L’Humanité se trouve à la croisée des chemins. Elle devra choisir entre celui suivi depuis au moins quelques siècles et qui la conduit directement dans l’abîme de l’asservissement global à la matière, à la technologie et aux « élites » contrôlant cette dernière, et celui de traverse, qui mène à l’inconnu, mais comporte un grand potentiel de libération et d’épanouissement grâce au rêve, au réenchantement du monde, au retour vers les valeurs sacrées et éternelles… Ce chemin n’abandonnera probablement pas toute technologie, du moins dans un premier temps, mais elle n’en sera plus l’esclave. La technoscience se bornera peut-être simplement à faciliter le réenchantement du monde, ceci en diminuant la charge des corvées et la difficulté des défis sans pour autant diminuer la masse musculaire faute d’exercices physiques ni celle des neurones faute de stimulation mentale. De même, ce nouveau chemin ne produira probablement pas immédiatement de résultats spectaculaires ni même notables en ce qui concerne d’éventuelles capacités paranormales telles qu’on peut en voir dans les films évoqués plus haut ou d’autres moutures hollywoodiennes modernes. « À grand pouvoir, grandes responsabilités », évoquait fort justement l’une d’elles il y a quelques années. Et si l’on ne veut pas voir l’Humanité sombrer dans une nouvelle forme d’enfer, il lui vaudra mieux mûrir avant d’être dotée de dons parapsychiques extraordinaires.

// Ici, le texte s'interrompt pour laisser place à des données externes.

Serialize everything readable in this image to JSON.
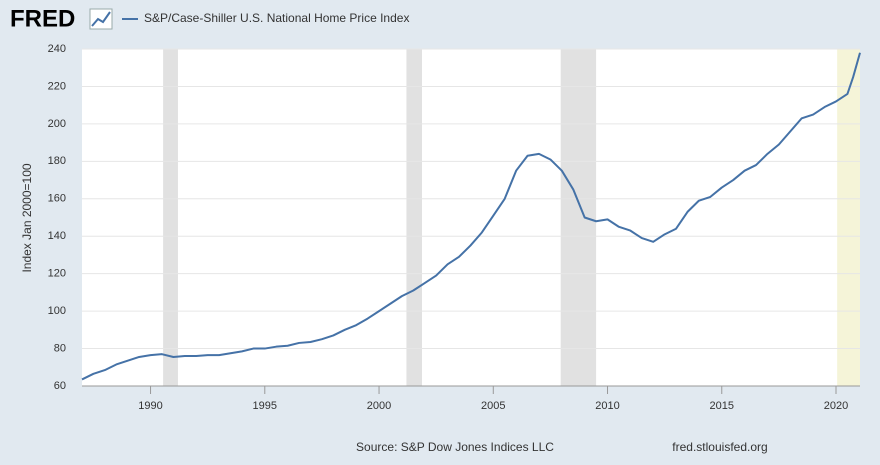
{
  "chart_data": {
    "type": "line",
    "logo": "FRED",
    "y_label": "Index Jan 2000=100",
    "source": "Source: S&P Dow Jones Indices LLC",
    "site": "fred.stlouisfed.org",
    "xlim": [
      1987,
      2021.05
    ],
    "xticks": [
      1990,
      1995,
      2000,
      2005,
      2010,
      2015,
      2020
    ],
    "ylim": [
      60,
      240
    ],
    "yticks": [
      60,
      80,
      100,
      120,
      140,
      160,
      180,
      200,
      220,
      240
    ],
    "grid": true,
    "recessions": [
      [
        1990.55,
        1991.2
      ],
      [
        2001.2,
        2001.88
      ],
      [
        2007.95,
        2009.5
      ]
    ],
    "recession_color": "#e1e1e1",
    "preliminary": [
      [
        2020.05,
        2021.05
      ]
    ],
    "preliminary_color": "#f5f4d8",
    "x": [
      1987,
      1987.5,
      1988,
      1988.5,
      1989,
      1989.5,
      1990,
      1990.5,
      1991,
      1991.5,
      1992,
      1992.5,
      1993,
      1993.5,
      1994,
      1994.5,
      1995,
      1995.5,
      1996,
      1996.5,
      1997,
      1997.5,
      1998,
      1998.5,
      1999,
      1999.5,
      2000,
      2000.5,
      2001,
      2001.5,
      2002,
      2002.5,
      2003,
      2003.5,
      2004,
      2004.5,
      2005,
      2005.5,
      2006,
      2006.5,
      2007,
      2007.5,
      2008,
      2008.5,
      2009,
      2009.5,
      2010,
      2010.5,
      2011,
      2011.5,
      2012,
      2012.5,
      2013,
      2013.5,
      2014,
      2014.5,
      2015,
      2015.5,
      2016,
      2016.5,
      2017,
      2017.5,
      2018,
      2018.5,
      2019,
      2019.5,
      2020,
      2020.5,
      2020.75,
      2021.05
    ],
    "series": [
      {
        "name": "S&P/Case-Shiller U.S. National Home Price Index",
        "color": "#4572a7",
        "values": [
          63.5,
          66.5,
          68.5,
          71.5,
          73.5,
          75.5,
          76.5,
          77,
          75.5,
          76,
          76,
          76.5,
          76.5,
          77.5,
          78.5,
          80,
          80,
          81,
          81.5,
          83,
          83.5,
          85,
          87,
          90,
          92.5,
          96,
          100,
          104,
          108,
          111,
          115,
          119,
          125,
          129,
          135,
          142,
          151,
          160,
          175,
          183,
          184,
          181,
          175,
          165,
          150,
          148,
          149,
          145,
          143,
          139,
          137,
          141,
          144,
          153,
          159,
          161,
          166,
          170,
          175,
          178,
          184,
          189,
          196,
          203,
          205,
          209,
          212,
          216,
          225,
          238
        ]
      }
    ]
  }
}
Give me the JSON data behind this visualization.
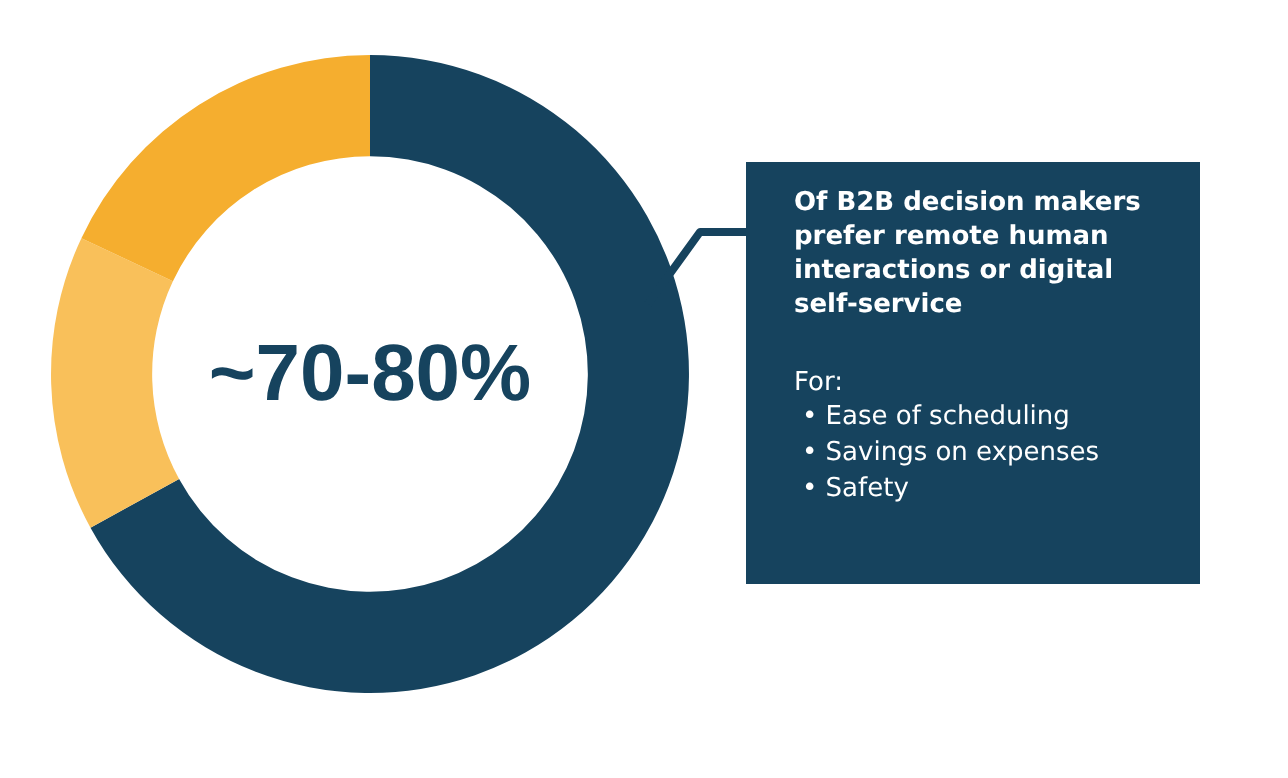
{
  "chart_data": {
    "type": "donut",
    "categories": [
      null,
      null,
      null
    ],
    "values": [
      67,
      15,
      18
    ],
    "colors": [
      "#16435e",
      "#f9c05a",
      "#f5ae2f"
    ],
    "annotations": [
      "~70-80%",
      "Of B2B decision makers prefer remote human interactions or digital self-service",
      "For:",
      "• Ease of scheduling",
      "• Savings on expenses",
      "• Safety"
    ]
  }
}
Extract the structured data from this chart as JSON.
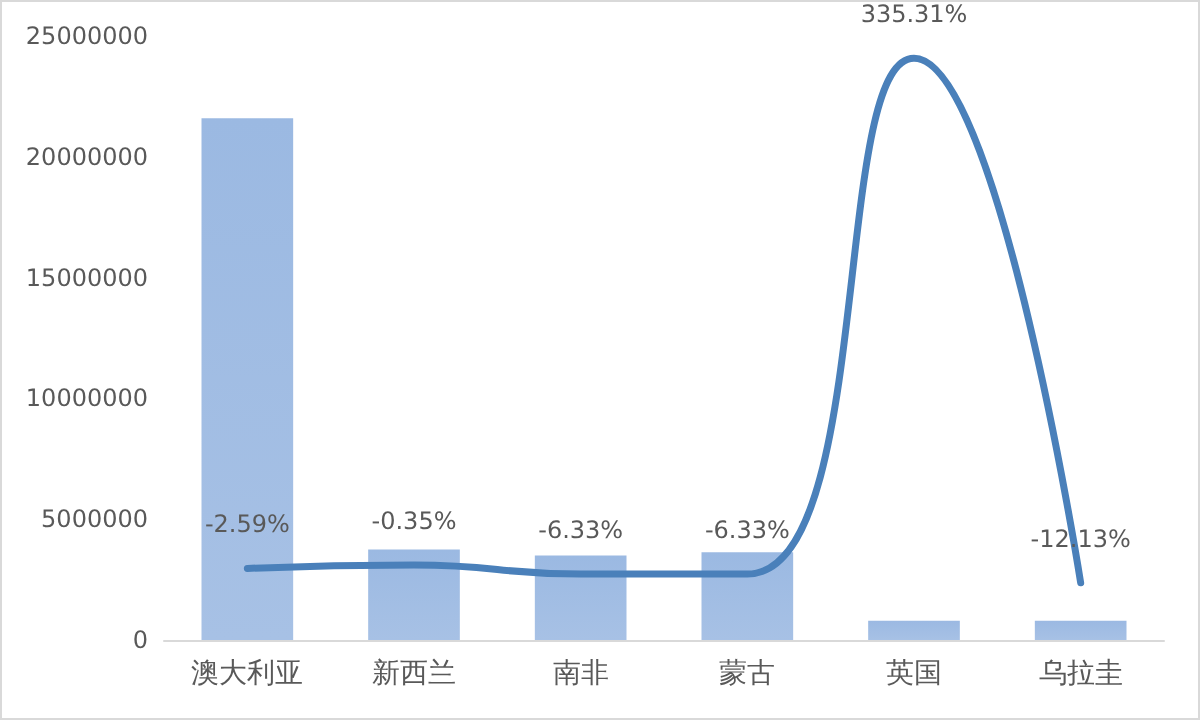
{
  "chart_data": {
    "type": "bar",
    "categories": [
      "澳大利亚",
      "新西兰",
      "南非",
      "蒙古",
      "英国",
      "乌拉圭"
    ],
    "series": [
      {
        "color": "#9bb9e2",
        "values": [
          21600000,
          3750000,
          3500000,
          3630000,
          800000,
          800000
        ]
      },
      {
        "type": "line",
        "axis": "y2",
        "color": "#4a80ba",
        "values": [
          -2.59,
          -0.35,
          -6.33,
          -6.33,
          335.31,
          -12.13
        ],
        "value_labels": [
          "-2.59%",
          "-0.35%",
          "-6.33%",
          "-6.33%",
          "335.31%",
          "-12.13%"
        ]
      }
    ],
    "ylim": [
      0,
      25000000
    ],
    "yticks": [
      0,
      5000000,
      10000000,
      15000000,
      20000000,
      25000000
    ],
    "grid": false,
    "marker": "none"
  }
}
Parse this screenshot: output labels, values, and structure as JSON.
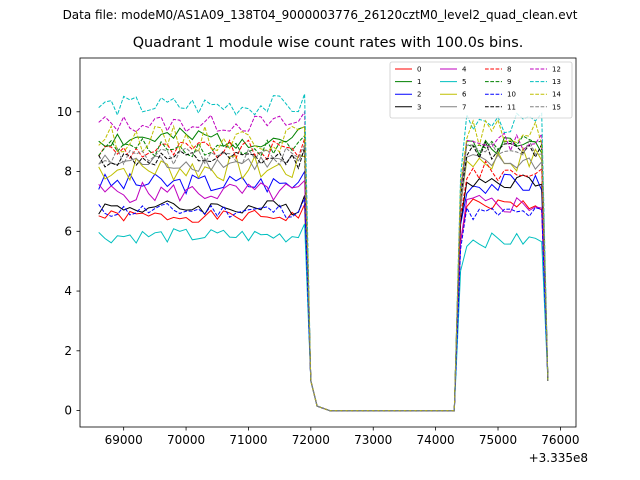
{
  "header": {
    "suptitle": "Data file: modeM0/AS1A09_138T04_9000003776_26120cztM0_level2_quad_clean.evt"
  },
  "chart_data": {
    "type": "line",
    "title": "Quadrant 1 module wise count rates with 100.0s bins.",
    "xlabel": "",
    "ylabel": "",
    "x_offset_label": "+3.335e8",
    "x_ticks": [
      69000,
      70000,
      71000,
      72000,
      73000,
      74000,
      75000,
      76000
    ],
    "y_ticks": [
      0,
      2,
      4,
      6,
      8,
      10
    ],
    "xlim": [
      68300,
      76250
    ],
    "ylim": [
      -0.55,
      11.8
    ],
    "legend_position": "top-right",
    "segments": [
      {
        "start": 68600,
        "step": 100,
        "count": 36
      },
      {
        "start": 72300,
        "step": 100,
        "count": 21
      },
      {
        "start": 74400,
        "step": 100,
        "count": 15
      }
    ],
    "series": [
      {
        "name": "0",
        "color": "#ff0000",
        "dash": "solid",
        "level1": 6.5,
        "level2": 6.9,
        "amp": 0.2,
        "seed": 1
      },
      {
        "name": "1",
        "color": "#008000",
        "dash": "solid",
        "level1": 9.1,
        "level2": 8.9,
        "amp": 0.35,
        "seed": 2
      },
      {
        "name": "2",
        "color": "#0000ff",
        "dash": "solid",
        "level1": 7.6,
        "level2": 7.6,
        "amp": 0.35,
        "seed": 3
      },
      {
        "name": "3",
        "color": "#000000",
        "dash": "solid",
        "level1": 6.8,
        "level2": 7.7,
        "amp": 0.25,
        "seed": 4
      },
      {
        "name": "4",
        "color": "#bf00bf",
        "dash": "solid",
        "level1": 7.3,
        "level2": 6.9,
        "amp": 0.35,
        "seed": 5
      },
      {
        "name": "5",
        "color": "#00bfbf",
        "dash": "solid",
        "level1": 5.85,
        "level2": 5.7,
        "amp": 0.25,
        "seed": 6
      },
      {
        "name": "6",
        "color": "#bfbf00",
        "dash": "solid",
        "level1": 8.1,
        "level2": 8.4,
        "amp": 0.45,
        "seed": 7
      },
      {
        "name": "7",
        "color": "#808080",
        "dash": "solid",
        "level1": 8.3,
        "level2": 8.3,
        "amp": 0.3,
        "seed": 8
      },
      {
        "name": "8",
        "color": "#ff0000",
        "dash": "dashed",
        "level1": 8.7,
        "level2": 8.0,
        "amp": 0.35,
        "seed": 9
      },
      {
        "name": "9",
        "color": "#008000",
        "dash": "dashed",
        "level1": 8.8,
        "level2": 8.9,
        "amp": 0.3,
        "seed": 10
      },
      {
        "name": "10",
        "color": "#0000ff",
        "dash": "dashed",
        "level1": 6.7,
        "level2": 6.6,
        "amp": 0.25,
        "seed": 11
      },
      {
        "name": "11",
        "color": "#000000",
        "dash": "dashed",
        "level1": 8.4,
        "level2": 8.7,
        "amp": 0.3,
        "seed": 12
      },
      {
        "name": "12",
        "color": "#bf00bf",
        "dash": "dashed",
        "level1": 9.6,
        "level2": 9.0,
        "amp": 0.3,
        "seed": 13
      },
      {
        "name": "13",
        "color": "#00bfbf",
        "dash": "dashed",
        "level1": 10.2,
        "level2": 9.6,
        "amp": 0.35,
        "seed": 14
      },
      {
        "name": "14",
        "color": "#bfbf00",
        "dash": "dashed",
        "level1": 9.1,
        "level2": 9.3,
        "amp": 0.45,
        "seed": 15
      },
      {
        "name": "15",
        "color": "#808080",
        "dash": "dashed",
        "level1": 8.5,
        "level2": 8.8,
        "amp": 0.3,
        "seed": 16
      }
    ]
  }
}
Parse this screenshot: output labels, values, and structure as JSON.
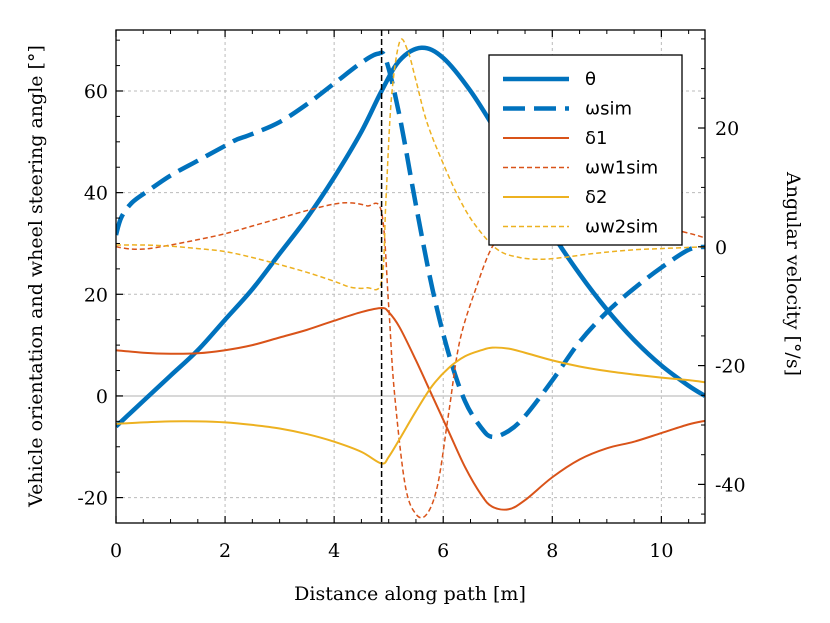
{
  "chart_data": {
    "type": "line",
    "xlabel": "Distance along path [m]",
    "ylabel": "Vehicle orientation and wheel steering angle [°]",
    "y2label": "Angular velocity [°/s]",
    "xlim": [
      0,
      10.8
    ],
    "ylim": [
      -25,
      72
    ],
    "y2lim": [
      -46.5,
      36.5
    ],
    "x_ticks": [
      0,
      2,
      4,
      6,
      8,
      10
    ],
    "y_ticks": [
      -20,
      0,
      20,
      40,
      60
    ],
    "y2_ticks": [
      -40,
      -20,
      0,
      20
    ],
    "grid": true,
    "legend_position": "top-right",
    "vline_x": 4.87,
    "colors": {
      "blue": "#0072BD",
      "red": "#D95319",
      "yellow": "#EDB120",
      "grid": "#bbbbbb",
      "zero": "#cccccc"
    },
    "series": [
      {
        "name": "θ",
        "axis": "left",
        "color": "#0072BD",
        "style": "solid",
        "width": 4.5,
        "x": [
          0,
          0.5,
          1,
          1.5,
          2,
          2.5,
          3,
          3.5,
          4,
          4.5,
          4.87,
          5.2,
          5.6,
          6.0,
          6.5,
          7.0,
          7.5,
          8.0,
          8.5,
          9.0,
          9.5,
          10.0,
          10.5,
          10.8
        ],
        "y": [
          -6,
          -1,
          4,
          9,
          15,
          21,
          28,
          35,
          43,
          52,
          60,
          66,
          68.5,
          66.5,
          60,
          51.5,
          42,
          32,
          24,
          17,
          11,
          6,
          2,
          0
        ]
      },
      {
        "name": "ωsim",
        "axis": "right",
        "color": "#0072BD",
        "style": "dash",
        "width": 4.5,
        "x": [
          0,
          0.1,
          0.3,
          0.6,
          1,
          1.5,
          2,
          2.2,
          2.5,
          3,
          3.5,
          4,
          4.5,
          4.8,
          4.95,
          5.2,
          5.5,
          5.8,
          6.1,
          6.4,
          6.7,
          6.9,
          7.2,
          7.5,
          8,
          8.5,
          9,
          9.5,
          10,
          10.5,
          10.8
        ],
        "y": [
          2,
          5,
          7.5,
          9.5,
          12,
          14.5,
          17,
          18,
          19,
          21,
          24,
          27.5,
          31,
          32.5,
          31.5,
          22,
          7,
          -7,
          -18,
          -26,
          -30.5,
          -32,
          -31,
          -28.5,
          -22.5,
          -16,
          -11,
          -7,
          -3.5,
          -0.5,
          0
        ]
      },
      {
        "name": "δ1",
        "axis": "left",
        "color": "#D95319",
        "style": "solid",
        "width": 2,
        "x": [
          0,
          0.5,
          1,
          1.5,
          2,
          2.5,
          3,
          3.5,
          4,
          4.5,
          4.87,
          5.0,
          5.2,
          5.5,
          5.8,
          6.1,
          6.4,
          6.7,
          6.9,
          7.2,
          7.5,
          8,
          8.5,
          9,
          9.5,
          10,
          10.5,
          10.8
        ],
        "y": [
          9,
          8.5,
          8.3,
          8.4,
          9,
          10,
          11.5,
          13,
          14.8,
          16.5,
          17.3,
          16.5,
          13.5,
          7,
          0,
          -7,
          -14,
          -19.5,
          -21.8,
          -22.3,
          -20.5,
          -16,
          -12.5,
          -10.3,
          -9,
          -7.3,
          -5.6,
          -4.9
        ]
      },
      {
        "name": "ωw1sim",
        "axis": "right",
        "color": "#D95319",
        "style": "dash",
        "width": 1.5,
        "x": [
          0,
          0.3,
          0.6,
          1,
          1.5,
          2,
          2.5,
          3,
          3.5,
          4,
          4.3,
          4.6,
          4.87,
          5.0,
          5.1,
          5.3,
          5.5,
          5.7,
          5.9,
          6.1,
          6.3,
          6.6,
          6.9,
          7.2,
          7.5,
          8,
          8.5,
          9,
          9.5,
          10,
          10.5,
          10.8
        ],
        "y": [
          0,
          -0.4,
          -0.3,
          0.3,
          1.2,
          2.2,
          3.5,
          4.8,
          6.1,
          7.2,
          7.4,
          6.9,
          5.8,
          -10,
          -24,
          -40,
          -45,
          -45,
          -40,
          -28,
          -16,
          -7,
          0,
          2.5,
          3.5,
          4.2,
          4.2,
          4.2,
          4,
          3.3,
          2.3,
          1.5
        ]
      },
      {
        "name": "δ2",
        "axis": "left",
        "color": "#EDB120",
        "style": "solid",
        "width": 2,
        "x": [
          0,
          0.5,
          1,
          1.5,
          2,
          2.5,
          3,
          3.5,
          4,
          4.5,
          4.87,
          5.0,
          5.2,
          5.5,
          5.8,
          6.1,
          6.4,
          6.7,
          6.9,
          7.2,
          7.5,
          8,
          8.5,
          9,
          9.5,
          10,
          10.5,
          10.8
        ],
        "y": [
          -5.5,
          -5.2,
          -5.0,
          -5.0,
          -5.2,
          -5.7,
          -6.4,
          -7.5,
          -9,
          -11,
          -13.3,
          -12,
          -8.5,
          -3,
          2,
          5.5,
          7.8,
          9,
          9.5,
          9.3,
          8.5,
          7,
          5.8,
          4.9,
          4.2,
          3.6,
          3.1,
          2.7
        ]
      },
      {
        "name": "ωw2sim",
        "axis": "right",
        "color": "#EDB120",
        "style": "dash",
        "width": 1.5,
        "x": [
          0,
          0.5,
          1,
          1.5,
          2,
          2.5,
          3,
          3.5,
          4,
          4.3,
          4.6,
          4.87,
          4.95,
          5.05,
          5.2,
          5.35,
          5.5,
          5.7,
          6.0,
          6.3,
          6.6,
          7.0,
          7.4,
          7.8,
          8.2,
          8.6,
          9,
          9.5,
          10,
          10.5,
          10.8
        ],
        "y": [
          0.3,
          0.3,
          0.1,
          -0.3,
          -0.8,
          -1.8,
          -3,
          -4.3,
          -5.8,
          -6.8,
          -6.9,
          -5.8,
          8,
          25,
          34.5,
          33,
          28,
          21,
          14,
          8,
          3.5,
          -0.5,
          -1.8,
          -2.1,
          -1.8,
          -1.3,
          -0.9,
          -0.5,
          -0.3,
          -0.1,
          0
        ]
      }
    ]
  }
}
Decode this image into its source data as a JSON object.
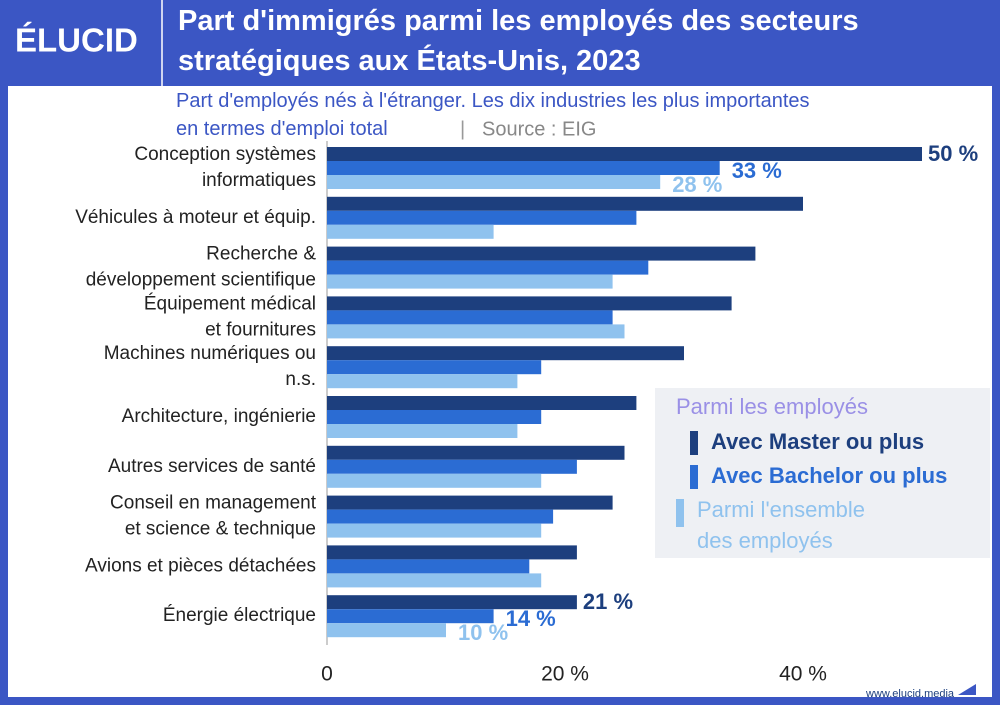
{
  "logo": "ÉLUCID",
  "footer": "www.elucid.media",
  "chart_data": {
    "type": "hbar",
    "title": "Part d'immigrés parmi les employés des secteurs\nstratégiques aux États-Unis, 2023",
    "subtitle": "Part d'employés nés à l'étranger. Les dix industries les plus importantes\nen termes d'emploi total",
    "source": "Source : EIG",
    "categories": [
      "Conception systèmes\ninformatiques",
      "Véhicules à moteur et équip.",
      "Recherche &\ndéveloppement scientifique",
      "Équipement médical\net fournitures",
      "Machines numériques ou\nn.s.",
      "Architecture, ingénierie",
      "Autres services de santé",
      "Conseil en management\net science & technique",
      "Avions et pièces détachées",
      "Énergie électrique"
    ],
    "legend_title": "Parmi les employés",
    "series": [
      {
        "name": "Avec Master ou plus",
        "color": "#1d3f7e",
        "values": [
          50,
          40,
          36,
          34,
          30,
          26,
          25,
          24,
          21,
          21
        ],
        "value_labels": [
          "50 %",
          null,
          null,
          null,
          null,
          null,
          null,
          null,
          null,
          "21 %"
        ]
      },
      {
        "name": "Avec Bachelor ou plus",
        "color": "#2b6cd3",
        "values": [
          33,
          26,
          27,
          24,
          18,
          18,
          21,
          19,
          17,
          14
        ],
        "value_labels": [
          "33 %",
          null,
          null,
          null,
          null,
          null,
          null,
          null,
          null,
          "14 %"
        ]
      },
      {
        "name": "Parmi l'ensemble\ndes employés",
        "color": "#8fc2ee",
        "values": [
          28,
          14,
          24,
          25,
          16,
          16,
          18,
          18,
          18,
          10
        ],
        "value_labels": [
          "28 %",
          null,
          null,
          null,
          null,
          null,
          null,
          null,
          null,
          "10 %"
        ]
      }
    ],
    "xlim": [
      0,
      50
    ],
    "xticks": [
      0,
      {
        "value": 20,
        "label": "20 %"
      },
      {
        "value": 40,
        "label": "40 %"
      }
    ]
  }
}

Réenchanter le monde de manière suffisamment sage requiert certaines conditions préalables telles que le développement et la manifestation du sens des responsabilités, la découverte et l’acceptation de la place et du rôle de chacun dans un but d’harmonie et de symbiose, la stimulation de notre dimension spirituelle pour mieux nous engager sur un chemin collectif commun, mais aussi la reconnaissance de la psychopathie comme facteur largement perturbateur d’un tel engagement. Si certains êtres humains, en nombre croissant, tendent à considérer que nous vivons actuellement un cauchemar, ils détiennent pourtant le pouvoir de transformer ce dernier en rêve merveilleux. Cela commence généralement par un travail sur soi, sur sa manière de voir la vie, sur sa capacité à discerner le véridique du mensonge, la réalité de l’illusion… Pour réenchanter le monde, nous devons d’abord découvrir en nous-mêmes la source et la capacité de l’enchanteur.